Apple Continuity example – editing Pages document between iPhone and iPad

In practice, it is actually quite limited in this initial version. Examples might include editing a Pages document on your Mac at your desk, then picking up your iPhone to find there is a little Pages icon in the bottom left-hand corner of the lock screen. This indicates the iPhone is aware you’ve been working in Pages on another device and invites you to swipe up from the icon to open the Pages app on the phone and start editing where you left off on the Mac.

Some third party apps support it as well, like task manager Wunderlist, which uses a similar interaction cue to drop you into the same list you were editing on another device. Unfortunately it doesn’t seem able to bring-up incomplete entries started on another device, only to take you to the most recently used list. Newstand publications like the New York Times offer a similar kind of synchronisation, so that Continuity’s jumps you to the page you last read on a different device.

Again, like Handoff for calls and texts, most of these examples worked well. For documents stored in iCloud Drive, I was able to open them on any of my Apple devices, make changes and find that if I picked up another device, it would display the little icon on the lock screen to invite me to continue my work.

It felt slow at times, even over a robust Wifi network, taking about 15 to 20 seconds to open a Pages document, load the latest changes and jump to where I left off. It was also apparent that, while the triggers could be sensed locally over Bluetooth, it relied on an internet connection to sync the latest changes via the cloud. For the moment at least, it seems this couldn’t be used in a situation like being on a plane, where you might have local connectivity between your Macbook and iPad, but no web connection. That’s a shame, as the ability to use local Wifi or Bluetooth when cloud connectivity isn’t present could have been a competitive differentiator.

Today, Continuity feels like little more than a UI shortcut. Strip away Apple’s marketing spin and what you have is an ability to sense when the user is doing something in a very limited range of apps, then show them an icon on their other devices to load up the same data. As of January 2015, it is disappointingly basic, delivers few benefits compared to existing ‘web native’ cloud services like Google Docs and misses out on many of the features made possible by real-time sync, like live collaboration.

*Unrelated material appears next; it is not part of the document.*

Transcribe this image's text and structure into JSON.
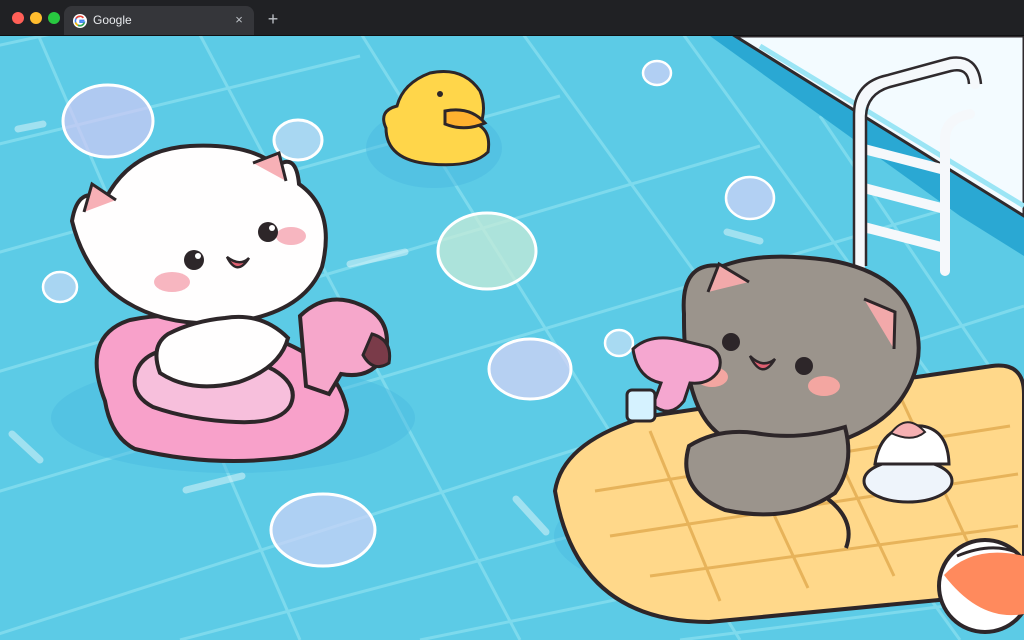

That said, I remain interested in the concept. It is something to watch in the future. Today’s implementation may be about nothing more than displaying shortcuts and pushing calls from one device to another, but the framework laid out by Apple has potential.

We’ve been exploring multi-touchpoint experiences in the MEX initiative for several years now and, almost to the point of cliche, everyone has recognised the importance of being able to sense user context across multiple devices if you want to deliver a good overall experience. Continuity could deliver important bits of contextual information through its localised sensing, enabling apps to know when the user last picked up a particular device, how far they are from another of their touchpoints or if any of the devices nearby offer complementary capabilities useful to their current scenario.

Apple has laid the right conceptual foundation – the idea that each device should exist, and interact, not just on the basis of its relationship with the cloud, but with others in the vicinity. What’s needed now is to build on those foundations by expanding the range of contextual information available to third party developers and seeding the market with some inspirational examples of how it could be used.

Here are some first steps: the Apple Watch should know when I’m playing content on my nearby Apple TV and subtly offer me a shortcut to media controls, while my iPad should automatically know when the Apple TV has popped up a text box, and offer to shortcut me into the virtual keyboard of the Remote app. Basic stuff, and the framework is already in place. Next up: the option to unlock straight into some high fidelity image editing controls on the touchscreen of my iPhone when I’m image editing on my Mac. These are the kind experiences which will make Continuity feel greater than the sum of its parts and enable developers to start thinking about truly multi-touchpoint design.